If you were, for example, from Bundelkhand and if crop failures was your issue, so the messaging would be (designed to be) what appeals to your heart. There is a newspaper article (for which reporters) went about and interviewed people. They interviewed an auto rickshaw guy and he said he started receiving messages about his Muslim neighbour and he said he didn’t believe it because he had grown up with them. But if you keep receiving different messages, it doesn’t appeal to our conscious mind but it stays with your subconscious mind and you are like maybe they did it or not. Now, that is a very clever psychological way of playing. And then of course it (turned to) morphing of pictures and photoshopping, and everyone is confused now because you want to encourage private communications but you do not want all this stuff to be floating.
The companies have not been helpful at all. The companies have taken the developing world only to milk them for money and sales.
I will say most nonprofits, who work on digital rights issues based out of the US, have no idea what is important or what is not. All they care about always is free speech and expression in their context, so large nonprofits have done such a dis-service and I have no qualms about saying it that on the digital rights issue, Facebook (and) Google they bought everybody. Funding is fine, but they also lost their souls.
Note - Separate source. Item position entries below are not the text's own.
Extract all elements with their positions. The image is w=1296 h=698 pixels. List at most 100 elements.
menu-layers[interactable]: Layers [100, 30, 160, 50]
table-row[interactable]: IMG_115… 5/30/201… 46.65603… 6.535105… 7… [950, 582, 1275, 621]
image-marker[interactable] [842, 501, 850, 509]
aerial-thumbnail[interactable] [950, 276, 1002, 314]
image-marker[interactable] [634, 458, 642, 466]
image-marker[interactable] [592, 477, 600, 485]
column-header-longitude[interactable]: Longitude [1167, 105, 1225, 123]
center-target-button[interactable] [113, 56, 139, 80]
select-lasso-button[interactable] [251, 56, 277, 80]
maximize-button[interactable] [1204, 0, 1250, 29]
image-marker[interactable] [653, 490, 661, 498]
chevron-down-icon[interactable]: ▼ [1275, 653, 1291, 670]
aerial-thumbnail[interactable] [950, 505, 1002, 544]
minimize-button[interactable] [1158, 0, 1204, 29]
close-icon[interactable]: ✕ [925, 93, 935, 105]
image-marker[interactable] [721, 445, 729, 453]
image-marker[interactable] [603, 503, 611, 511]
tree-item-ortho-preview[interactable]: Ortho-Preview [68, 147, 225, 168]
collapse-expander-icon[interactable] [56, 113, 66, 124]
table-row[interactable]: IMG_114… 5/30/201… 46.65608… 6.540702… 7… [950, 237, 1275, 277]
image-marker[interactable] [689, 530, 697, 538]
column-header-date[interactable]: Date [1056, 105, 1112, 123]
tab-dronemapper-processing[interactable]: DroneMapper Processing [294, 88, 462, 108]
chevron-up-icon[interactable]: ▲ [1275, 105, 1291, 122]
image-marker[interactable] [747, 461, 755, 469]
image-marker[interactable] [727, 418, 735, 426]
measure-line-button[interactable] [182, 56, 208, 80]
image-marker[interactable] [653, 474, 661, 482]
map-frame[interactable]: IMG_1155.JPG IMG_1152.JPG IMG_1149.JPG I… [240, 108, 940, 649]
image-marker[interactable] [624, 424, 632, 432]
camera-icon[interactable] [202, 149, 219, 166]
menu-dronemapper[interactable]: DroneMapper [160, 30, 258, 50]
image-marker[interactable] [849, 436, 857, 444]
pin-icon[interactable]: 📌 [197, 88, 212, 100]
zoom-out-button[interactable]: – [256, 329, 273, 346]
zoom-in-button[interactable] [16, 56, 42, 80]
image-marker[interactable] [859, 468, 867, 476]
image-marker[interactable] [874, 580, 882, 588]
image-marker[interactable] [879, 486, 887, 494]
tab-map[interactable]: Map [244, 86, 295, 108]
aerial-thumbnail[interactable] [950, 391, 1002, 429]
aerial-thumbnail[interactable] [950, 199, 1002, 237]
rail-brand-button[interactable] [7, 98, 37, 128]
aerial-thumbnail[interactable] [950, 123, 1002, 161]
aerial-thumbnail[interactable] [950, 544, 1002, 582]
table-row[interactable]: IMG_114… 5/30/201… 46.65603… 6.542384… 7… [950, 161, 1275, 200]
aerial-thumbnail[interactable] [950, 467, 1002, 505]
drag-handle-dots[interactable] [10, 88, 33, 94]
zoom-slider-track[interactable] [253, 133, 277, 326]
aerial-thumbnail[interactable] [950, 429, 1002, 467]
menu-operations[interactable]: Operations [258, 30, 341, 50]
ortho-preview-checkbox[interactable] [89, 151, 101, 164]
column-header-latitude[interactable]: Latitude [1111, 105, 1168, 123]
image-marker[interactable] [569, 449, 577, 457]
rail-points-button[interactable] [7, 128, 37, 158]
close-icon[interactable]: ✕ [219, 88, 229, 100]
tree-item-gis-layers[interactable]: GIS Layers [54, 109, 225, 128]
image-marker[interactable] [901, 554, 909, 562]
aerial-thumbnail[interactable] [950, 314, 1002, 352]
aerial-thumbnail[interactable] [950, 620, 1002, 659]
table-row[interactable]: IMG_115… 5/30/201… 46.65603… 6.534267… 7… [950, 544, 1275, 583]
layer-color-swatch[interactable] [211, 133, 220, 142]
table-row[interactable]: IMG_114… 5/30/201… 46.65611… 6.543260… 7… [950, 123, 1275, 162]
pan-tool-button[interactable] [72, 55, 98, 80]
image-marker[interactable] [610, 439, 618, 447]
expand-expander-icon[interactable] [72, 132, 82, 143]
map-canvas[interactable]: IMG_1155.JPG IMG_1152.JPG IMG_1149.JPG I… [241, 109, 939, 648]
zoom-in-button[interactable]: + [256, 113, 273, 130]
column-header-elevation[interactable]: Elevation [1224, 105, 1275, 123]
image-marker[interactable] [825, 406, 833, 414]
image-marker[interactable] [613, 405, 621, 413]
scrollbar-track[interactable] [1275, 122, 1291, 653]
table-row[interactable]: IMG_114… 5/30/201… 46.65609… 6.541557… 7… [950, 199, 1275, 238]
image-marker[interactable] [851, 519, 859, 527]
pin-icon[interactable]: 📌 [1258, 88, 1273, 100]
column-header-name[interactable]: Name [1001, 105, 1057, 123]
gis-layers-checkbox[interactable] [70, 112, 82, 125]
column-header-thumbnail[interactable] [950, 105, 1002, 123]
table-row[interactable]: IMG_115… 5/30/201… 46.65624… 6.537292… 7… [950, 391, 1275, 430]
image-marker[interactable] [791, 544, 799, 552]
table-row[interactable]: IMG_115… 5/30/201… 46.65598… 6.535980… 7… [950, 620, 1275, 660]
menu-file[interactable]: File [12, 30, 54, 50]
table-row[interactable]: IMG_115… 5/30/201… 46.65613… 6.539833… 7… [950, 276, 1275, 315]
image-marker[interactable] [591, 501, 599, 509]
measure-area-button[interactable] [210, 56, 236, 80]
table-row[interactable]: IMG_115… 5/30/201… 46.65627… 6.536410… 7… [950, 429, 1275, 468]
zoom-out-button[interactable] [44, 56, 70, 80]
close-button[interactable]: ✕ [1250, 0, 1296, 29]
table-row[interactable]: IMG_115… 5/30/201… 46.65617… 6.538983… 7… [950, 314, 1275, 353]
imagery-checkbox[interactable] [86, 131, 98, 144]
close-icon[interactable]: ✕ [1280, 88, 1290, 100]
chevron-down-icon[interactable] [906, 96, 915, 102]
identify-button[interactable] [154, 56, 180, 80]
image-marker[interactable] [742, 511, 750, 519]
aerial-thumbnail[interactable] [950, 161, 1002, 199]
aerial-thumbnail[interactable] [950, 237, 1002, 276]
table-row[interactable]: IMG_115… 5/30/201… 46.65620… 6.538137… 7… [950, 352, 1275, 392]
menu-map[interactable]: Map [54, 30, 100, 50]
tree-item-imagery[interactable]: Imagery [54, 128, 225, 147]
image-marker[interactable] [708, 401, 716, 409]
So each time the Western nonprofits will come and teach us about how free speech and expression is so important, which we understand and we fight for in our countries, but if it leads to lynching, if it leads to real-life violence then you can’t have the same answers all the time, and can’t blow hot and cold in the same breath as they do. So we have all created this mess and… today we are here and we are paying a much higher price than we thought.
DRM: What are your demands from the social media platforms?
MC: I think the social media platforms are definitely waking up to the idea that life is not going to stay the same for everyone, so my demands are transparency about practices. Honest conversations. My demands are your policy should not be dictated from Menlo Park or Cupertino or wherever in the US. Every place has context. And the people they hire even in these countries (outside the US) are also living in some ivory towers of their own so they must get on ground and understand what the realities and context are.
The other thing is that they will have to rethink their business models. Surveillance capitalism is not something that humanity wants. People have realised this is not the Internet we want. We want to communicate with our family and friends; we want to share pictures; we like cat videos, and we like to use these tools for the betterment (of society). We are not going to sell ourselves and ruin our democracies which we have worked hundreds of years for, and we don’t want to keep fighting based on these divisions that are arbitrary and artificial. (The social media companies) cannot understand that they are a much more integral part of societies all over the world than they pretend to be.
So honest conversation, rethink your business model, stop selling our soul for everything. If you make a little less money, you are not going to be living on the streets. You are so smart, you built these (social media platforms), think about something else other than just advertising.
I do have a demand of the governments. People will not tolerate all of this for all times to come. Divisions, religion and caste, and nations and patriotism will only last a little while because at the end of it, people want to have food on the table, have the freedom to talk, love, eat, marry who they want to, and go about their business. And so if (the governments) are not going to be concentrating on actual issues, people will throw them out.
Editor’s note: The questions and answers have been edited for brevity and clarity.